The report found there were about 9.2 million more homeowners in 2021 than a decade prior, but homeownership rates varied significantly by race. The Black American homeownership rate-44%--increased less than half of one percentage point (43.6% in 2011) and continues to lag well behind Hispanic Americans (50.6%), Asian Americans (62.8%) and White Americans (72.7%). Consequently, the homeownership gap between Black Americans and any other racial group has grown, especially when compared to White households (29%), representing the largest homeownership gap in ten years (26% in 2011).

Conversely, Asian Americans (five percentage points) and Hispanic Americans (four percentage points) experienced the biggest homeownership rate gains over the last decade. The Asian American homeownership rate of 62.8% is an all-time high. White American homeownership grew by nearly three percentage points and has been consistently around 70% since 2017.

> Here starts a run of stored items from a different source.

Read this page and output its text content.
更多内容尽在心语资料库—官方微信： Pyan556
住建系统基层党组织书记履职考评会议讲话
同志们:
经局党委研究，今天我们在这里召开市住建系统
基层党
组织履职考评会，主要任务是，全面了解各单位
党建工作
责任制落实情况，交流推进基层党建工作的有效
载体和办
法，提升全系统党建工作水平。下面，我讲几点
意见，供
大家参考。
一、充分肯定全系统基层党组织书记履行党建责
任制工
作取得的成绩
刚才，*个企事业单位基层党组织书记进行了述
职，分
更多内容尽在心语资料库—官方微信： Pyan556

Black homeowners spend more of their income to own their homes than all racial groups, with 30% being cost-burdened-defined as spending more than 30% of their income on housing. That’s followed by Hispanic Americans (28%), Asian Americans (26%) and White Americans (21%).

More than half of Black renter households (54%) spend more than 30% of their income on rent, the most of any racial group. About 30% of Black renters are severely cost-burdened-defined as spending more than 50% of their income on rent-representing nearly 2.5 million households. By contrast, 22% of White renters are severely cost-burdened, representing 5.1 million households.

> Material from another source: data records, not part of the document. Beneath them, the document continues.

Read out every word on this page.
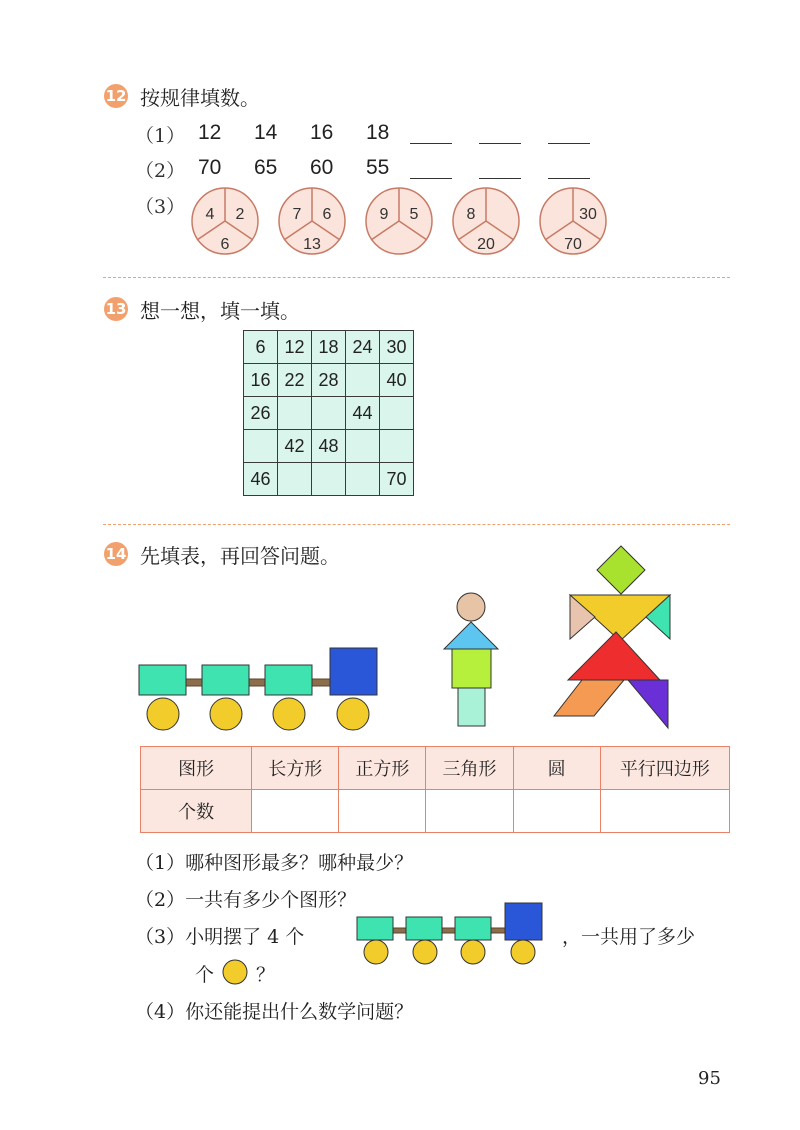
12 按规律填数。
（1） 12	14	16	18
（2） 70	65	60	55
（3） 4 2
6
7 6
13
9 5	8
20
30
70
13 想一想，填一填。
6	12	18	24	30
16	22	28		40
26			44	
	42	48		
46				70
14 先填表，再回答问题。
图形	长方形	正方形	三角形	圆	平行四边形
个数					
（1）哪种图形最多？哪种最少？
（2）一共有多少个图形？
（3）小明摆了 4 个	，一共用了多少
个 ？
（4）你还能提出什么数学问题？
95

After comparing the qualifying income to purchase the typical home with the median income of renter households, NAR estimates that while 17% of White renters can afford to buy the median-priced home, only 9% of Black renters can nationwide.

Beyond affordability, Black and Hispanic home buyers also face extra challenges in getting a mortgage. Black Americans have the highest denial rates for purchase and refinance loans. According to Home Mortgage Disclosure Act data, 20% of Black and 15% of Hispanic loan applicants were denied mortgages, compared with about 11% of White and 10% of Asian applicants. Further, denial rates for Black Americans are even higher for home improvement loans. Black Americans were denied applications for nearly 17% of loans for a home purchase, 17% of loans for refinancing and 51% of loans for home improvement.

Using data from its latest Profile of Home Buyers and Sellers report, NAR analyzed the characteristics of recent home buyers, their reasons for purchasing, the steps they took in the homebuying process, and the ways buyers financed their home purchase based on race. Among all home buyers, White Americans made up the largest share (88%), followed by Hispanic Americans (8%), Black Americans (3%), Asian Americans (2%) and other (3%).

For down payments, Black Americans drew down 401(k)/pension funds more than any other group (16%), which increased two percentage points from last year (14%). Asian Americans received gifts (22%) and loans (7%) from a relative or friend more than all other racial groups.

Hispanic Americans had the largest share of student loan debt (46%), followed by Black Americans (33%), White Americans (17%) and Asian Americans (13%).

In addition to being asked about their recent homebuying experience, home buyers were asked if they had experienced or witnessed discrimination during their real estate transaction. Half of Hispanic American home buyers said they experienced steering toward or away from specific neighborhoods, followed by 29% of White, 12% of Black and less than 1% of Asian American home buyers. Forty-six percent of Hispanic American home buyers experienced discrimination by the refusal of a homeowner or agent to show property, followed by 24% of Black, 15% of White and less than 1% of Asian Americans. Thirty-nine percent of Black American home buyers reported discrimination through home appraisal, followed by 17% of Asian, 9% of White and less than 1% of Hispanic Americans.